Relational reasoning and inductive bias in transformers and large language models
Jesse Geerts, Andrew Liu, Stephanie Chan, Claudia Clopath, Kimberly Stachenfeld
TL;DR
Relational reasoning in transformers hinges on whether learning stores relational structure in weights (IWL) or must be inferred from context (ICL). IWL yields robust transitive inference with distance- and terminal-item effects, while standard ICL fails to generalize TI and instead relies on induction circuits for pattern matching. Pre-training transformers on in-context linear regression induces TI during subsequent ICL without forming induction circuits, suggesting distributed relational representations can support transitive generalization.
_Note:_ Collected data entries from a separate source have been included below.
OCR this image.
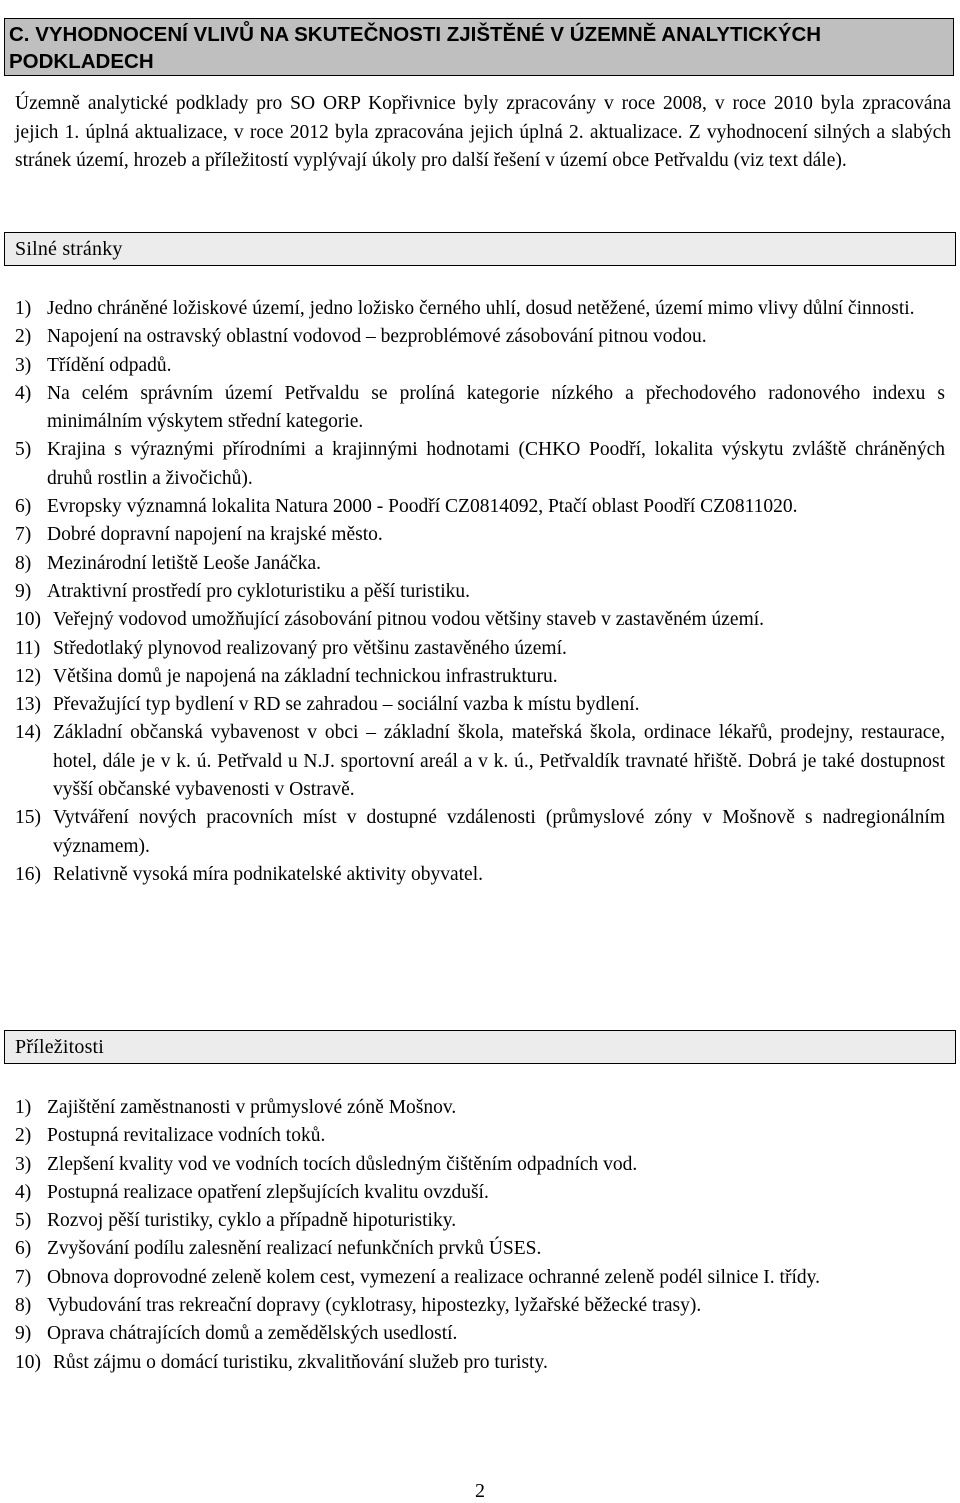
C. VYHODNOCENÍ VLIVŮ NA SKUTEČNOSTI ZJIŠTĚNÉ V ÚZEMNĚ ANALYTICKÝCH PODKLADECH

Územně analytické podklady pro SO ORP Kopřivnice byly zpracovány v roce 2008, v roce 2010 byla zpracována jejich 1. úplná aktualizace, v roce 2012 byla zpracována jejich úplná 2. aktualizace. Z vyhodnocení silných a slabých stránek území, hrozeb a příležitostí vyplývají úkoly pro další řešení v území obce Petřvaldu (viz text dále).

Silné stránky
1) Jedno chráněné ložiskové území, jedno ložisko černého uhlí, dosud netěžené, území mimo vlivy důlní činnosti.
2) Napojení na ostravský oblastní vodovod – bezproblémové zásobování pitnou vodou.
3) Třídění odpadů.
4) Na celém správním území Petřvaldu se prolíná kategorie nízkého a přechodového radonového indexu s minimálním výskytem střední kategorie.
5) Krajina s výraznými přírodními a krajinnými hodnotami (CHKO Poodří, lokalita výskytu zvláště chráněných druhů rostlin a živočichů).
6) Evropsky významná lokalita Natura 2000 - Poodří CZ0814092, Ptačí oblast Poodří CZ0811020.
7) Dobré dopravní napojení na krajské město.
8) Mezinárodní letiště Leoše Janáčka.
9) Atraktivní prostředí pro cykloturistiku a pěší turistiku.
10) Veřejný vodovod umožňující zásobování pitnou vodou většiny staveb v zastavěném území.
11) Středotlaký plynovod realizovaný pro většinu zastavěného území.
12) Většina domů je napojená na základní technickou infrastrukturu.
13) Převažující typ bydlení v RD se zahradou – sociální vazba k místu bydlení.
14) Základní občanská vybavenost v obci – základní škola, mateřská škola, ordinace lékařů, prodejny, restaurace, hotel, dále je v k. ú. Petřvald u N.J. sportovní areál a v k. ú., Petřvaldík travnaté hřiště. Dobrá je také dostupnost vyšší občanské vybavenosti v Ostravě.
15) Vytváření nových pracovních míst v dostupné vzdálenosti (průmyslové zóny v Mošnově s nadregionálním významem).
16) Relativně vysoká míra podnikatelské aktivity obyvatel.
Příležitosti
1) Zajištění zaměstnanosti v průmyslové zóně Mošnov.
2) Postupná revitalizace vodních toků.
3) Zlepšení kvality vod ve vodních tocích důsledným čištěním odpadních vod.
4) Postupná realizace opatření zlepšujících kvalitu ovzduší.
5) Rozvoj pěší turistiky, cyklo a případně hipoturistiky.
6) Zvyšování podílu zalesnění realizací nefunkčních prvků ÚSES.
7) Obnova doprovodné zeleně kolem cest, vymezení a realizace ochranné zeleně podél silnice I. třídy.
8) Vybudování tras rekreační dopravy (cyklotrasy, hipostezky, lyžařské běžecké trasy).
9) Oprava chátrajících domů a zemědělských usedlostí.
10) Růst zájmu o domácí turistiku, zkvalitňování služeb pro turisty.

2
Extending to large language models, linear geometry prompts enhance TI whereas circular prompts disrupt it when reliance on stored knowledge is limited, indicating that geometry-compatible representations underpin TI across model scales. Overall, both training regime and representational geometry critically determine transformers' TI capacity and generalization to LLMs.
Abstract
Transformer-based models have demonstrated remarkable reasoning abilities, but the mechanisms underlying relational reasoning remain poorly understood. We investigate how transformers perform \textit{transitive inference}, a classic relational reasoning task which requires inference indirectly related items (e.g., if $A>B$ and $B>C$, then $A>C$), comparing in-weights learning (IWL) and in-context learning (ICL) strategies. We find that IWL naturally induces a generalization bias towards transitive inference despite training only on adjacent items, whereas ICL models develop induction circuits implementing match-and-copy strategies that fail to encode hierarchical relationships. However, when pre-trained on in-context linear regression tasks, transformers successfully exhibit in-context generalizable transitive inference, displaying both \textit{symbolic distance} and \textit{terminal item effects} characteristic of human and animal performance, without forming induction circuits. We extend these findings to large language models, demonstrating that prompting with linear geometric scaffolds improves transitive inference, while circular geometries (which violate transitivity by allowing wraparound) impair performance, particularly when models cannot rely on stored knowledge. Together, these results reveal that both the training regime and the geometric structure of induced representations critically determine transformers' capacity for transitive inference.